BIOS - Bioenergy

Energy concepts and energy efficiency


In all sectors of everyday life the use of raw materials and energy for various applications plays a major role. The degree of efficiency within these applications is mostly defined due to historical and economic side constraints. On the one hand processes and products were developed according to the conditions given at the time of their market introduction and on the other hand the existing processes, particularly in the industrial sector, should be operated as economically as possible.
Due to the knowledge that the use of all resources is limited, the demand for products and processes which are manufactured respectively operated with low resource and energy consumption is steadily increasing within the last years. This induces the need of systems which are based on a sustainable approach.
The consideration of material as well as energy flows is important since material flows are usually also potential energy flows (e.g. thermal potential of a wastewater stream, the energy content of fuels).
In order to implement measures to increase efficiency or save resources, it is particularly important that a well defined environment with clear system boundaries is defined at the beginning of the work. The system boundaries can be factories, municipalities or also intermediate stages (e.g. industrial zone within a municipality etc.).
The typical stages of the development of an energy concept within given system boundaries are the following:

Analysis of status quo:

The basis for each measure of improvement and its implementation is a detailed analysis of the actual state inside the given system boundaries covering the investigation and quantification of all relevant material and energy flows. The aim of this analysis is the supply of clear and transparent material and energy balances which are the basis for all further considerations.

The resources considered can be for example water, sewage, waste, gaseous emissions, process raw materials, consumables, etc..
The energy flows investigated can be related for example to heat, cold, electricity, pressurised air and fuels.

Within the analysis of the status quo it also has to be distinguished whether usable resources (e.g. water, electricity) are already supplied externally or whether they are produced within the system boundary (e.g. own water sources, own electricity production).
In order to build up a long-term reliable energy plan also future developments within the system boundaries should be taken into account (e.g. degree of development in a community, business expansions and closures, production changes, etc.).

Identification of bottlenecks:

Based on the analysis of status quo the identification of potential bottlenecks within the system boundaries is performed. Bottlenecks in particular are those processes where the used material and energy flows are provided with a very low degree of utilization respectively efficiency for the end use.

Identification of resource saving potentials:

On the one hand resource savings can be achieved through the elimination of bottlenecks and the resulting increase in resource and energy efficiency and on the other hand by any possible reduction or levelling on the demand side.

In the course of the investigation of measures for efficiency improvement processes according to the current state-of-the-art are compared with the actual systems in operation. Usually there are several possible process options available which have to be compared within a techno-economic evaluation.
In some cases a reduction of resource requirements without reduction of the comfort can be achieved (e.g. reducing lighting at night at non-sensible locations, reducing the space heating in unused rooms or objects, etc.).

At the end of this step new material and energy balances as a target for the future development will be identified.

Evaluation of available resources:

The remaining resource and energy demand as a result from the previous concept steps should be covered as efficiently as possible. It is of particular interest that the possible synergies within the system boundaries have to be considered. This allows for example the re-use of waste heat from one production area in another or of a surplus material or energy flow of a factory at another energy sink within a community.

This kind of evaluation implies of course a cross-interdisciplinary approach which requires a high level of professionalism.

Effective coverage of the remaining resource demand in a sustainable and economic way:

The remaining demand for resources and energy within the system boundaries after considering savings, increased efficiency and utilization of existing resources should be covered in a sustainable and economic way.

On the one hand it may affect the direct use of regional resources and energies in already existing processes and on the other hand it may be meaningful to establish the corresponding transformation steps locally (new production facilities for the provision of materials and energy within the system boundaries).
The options of regional resource coverage have to be compared and economically evaluated with possible global alternative scenarios. Based on this procedure it can be assured that the resource demand can be covered in a sustainable and economic way.

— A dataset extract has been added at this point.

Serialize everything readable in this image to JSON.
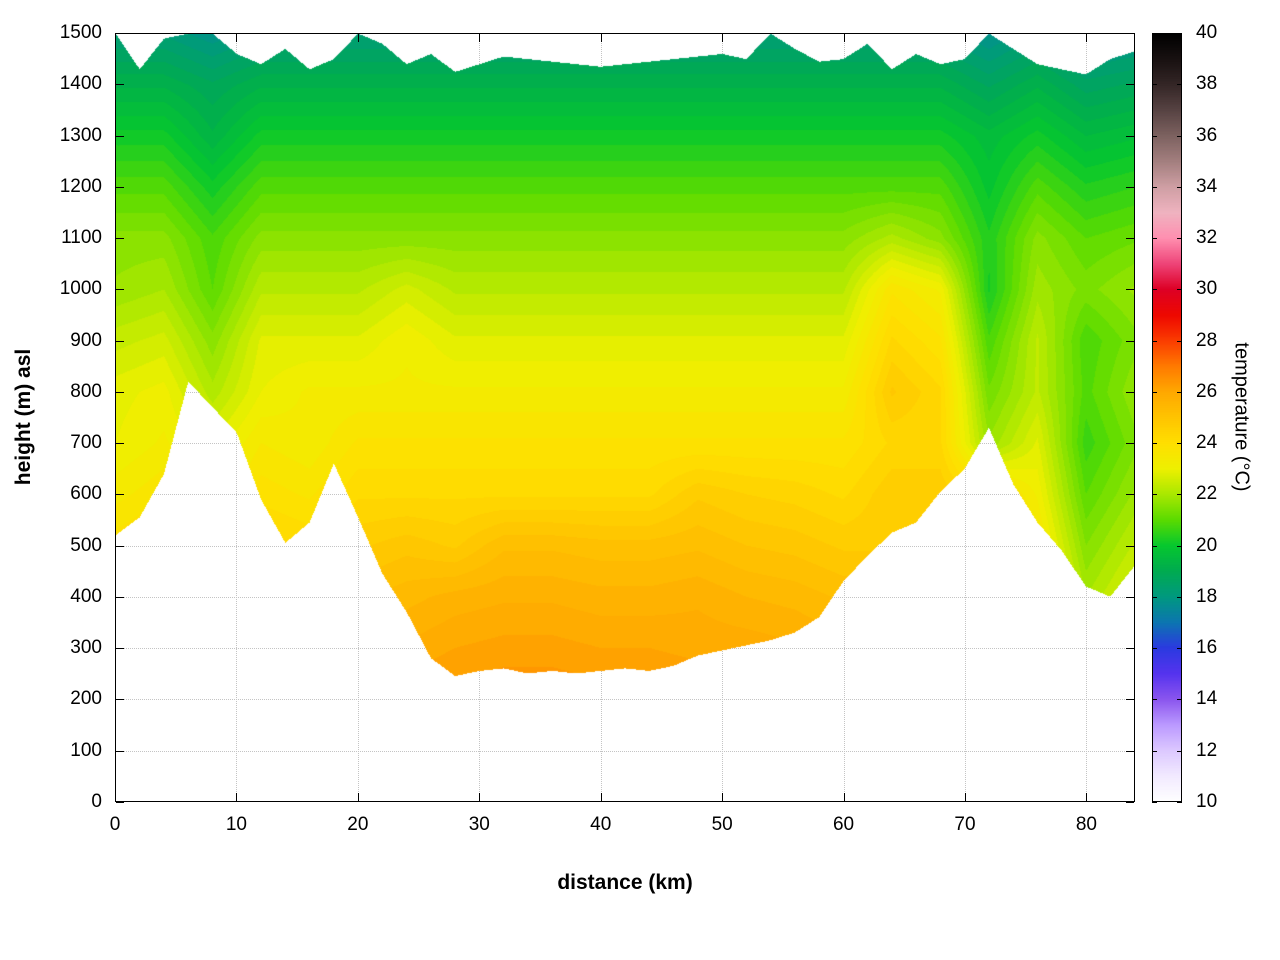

Implementation of the concepts developed:

Based on the concepts developed and the principle decision by the responsible persons (e.g. management within a company, council within a community) a master plan for the implementation of the measures proposed as well as the detailed realization will follow.
BIOS BIOENERGIESYSTEME GmbH creates not only the concepts described above but also plans and manages the full implementation of the project (WORKING FIELD-Engineering).
A particular strength of BIOS is the constant consideration of the long-term economic impact of measures and future developments within the system boundaries (e.g., extensions, etc.) which is already performed in the planning stage in order to make sure that the best possible solution for the client will be identified.